I find interdisciplinary research to be extremely rewarding, both because I like learning about many different areas and because I enjoy seeing the way people with formal training in those areas approach the same problems with unique insights and methods. However, this diversity can also make the work very challenging, because not everyone agrees on how to value or evaluate various pieces of evidence, or even on what’s considered acceptable or sufficient to support a conclusion. For this reason, there are few established standards for how to validate results, which means you have to get comfortable generating the justification yourself. That both the methods and the results draw from disparate sources also means it can be hard to find readers who can understand or engage with the work as a whole, so you really have to try hard to communicate clearly and precisely, and learn how to balance accessibility for a broad audience with enough detail to satisfy specialists in each of the areas you touch.
How would you describe the results of a recent paper you contributed to?

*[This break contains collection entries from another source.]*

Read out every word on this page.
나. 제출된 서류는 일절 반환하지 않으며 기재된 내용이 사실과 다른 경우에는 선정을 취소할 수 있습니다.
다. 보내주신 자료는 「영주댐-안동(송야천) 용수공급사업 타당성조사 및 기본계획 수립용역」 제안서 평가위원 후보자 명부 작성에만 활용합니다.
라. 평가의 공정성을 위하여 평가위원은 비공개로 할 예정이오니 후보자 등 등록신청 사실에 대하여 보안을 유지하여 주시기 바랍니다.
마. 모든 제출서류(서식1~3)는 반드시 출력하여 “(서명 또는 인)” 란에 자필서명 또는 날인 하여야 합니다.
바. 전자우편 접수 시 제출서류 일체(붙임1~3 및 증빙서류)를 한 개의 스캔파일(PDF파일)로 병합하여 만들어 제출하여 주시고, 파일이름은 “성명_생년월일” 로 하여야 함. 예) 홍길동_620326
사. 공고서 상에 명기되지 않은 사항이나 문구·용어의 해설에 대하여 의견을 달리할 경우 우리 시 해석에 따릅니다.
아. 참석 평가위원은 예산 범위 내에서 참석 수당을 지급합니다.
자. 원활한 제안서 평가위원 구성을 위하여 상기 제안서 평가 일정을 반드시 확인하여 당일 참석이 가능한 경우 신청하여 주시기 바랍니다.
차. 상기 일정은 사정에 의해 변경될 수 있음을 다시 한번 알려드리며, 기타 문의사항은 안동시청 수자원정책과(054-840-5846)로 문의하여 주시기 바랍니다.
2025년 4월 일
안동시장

I had a preprint come out recently in collaboration with Jiaxi Zhao, Matthew Norstad, and Hernan Garcia at UC Berkeley. We investigated a gene called fushi tarazu (ftz) that is expressed in a seven-stripe pattern in early fruit fly embryos. It’s known that ftz is autoregulatory, meaning the Ftz protein binds its own enhancer to promote its own expression levels. The positive autoregulatory “motif” is present in many genetic networks responsible for deciding cell fate during embryonic development, and it’s thought this is because the motif can act as a binary “switch” whose ON or OFF state is set by the action of transient upstream regulatory factors. This means, in effect, that it can remember a cell fate decision. Despite the prevalence of this module in nature, it’s been very difficult to show in vivo that it is bistable, which is the mathematical property of a dynamical system that allows it to act as a switch. We performed live-imaging experiments to simultaneously measure ftz transcription and Ftz protein levels in developing fruit fly embryos. We found that upstream regulatory factors transiently drive ftz expression and that ftz autoregulation becomes active at a specific developmental time. Furthermore, we used our experimental setup to measure (not fit!) all the parameter values in a dynamical systems model of ftz regulation, from which we could make quantitative predictions for ftz expression levels in individual nuclei. Our model shows that the ftz autoregulatory module is indeed bistable, and we performed some additional in silico analysis on the model to show that the cell fate decision to have Ftz ON or OFF is made in about 30 min. I think the work is a wonderful blend of experiment with theory, and a case where mathematical modeling can make some pretty accurate predictions for a biological system.
What do you like to do in your spare time outside of work?
I have a creative side that I indulge with writing, drawing, and (when I have time for it) playing the viola and piano. I grew up in Colorado, so I also love hiking or camping in the mountains, especially during the summer. Since I moved to Germany for my postdoc, I’ve also been trying to improve my German, which sometimes feels even harder than my research! But I’m having fun.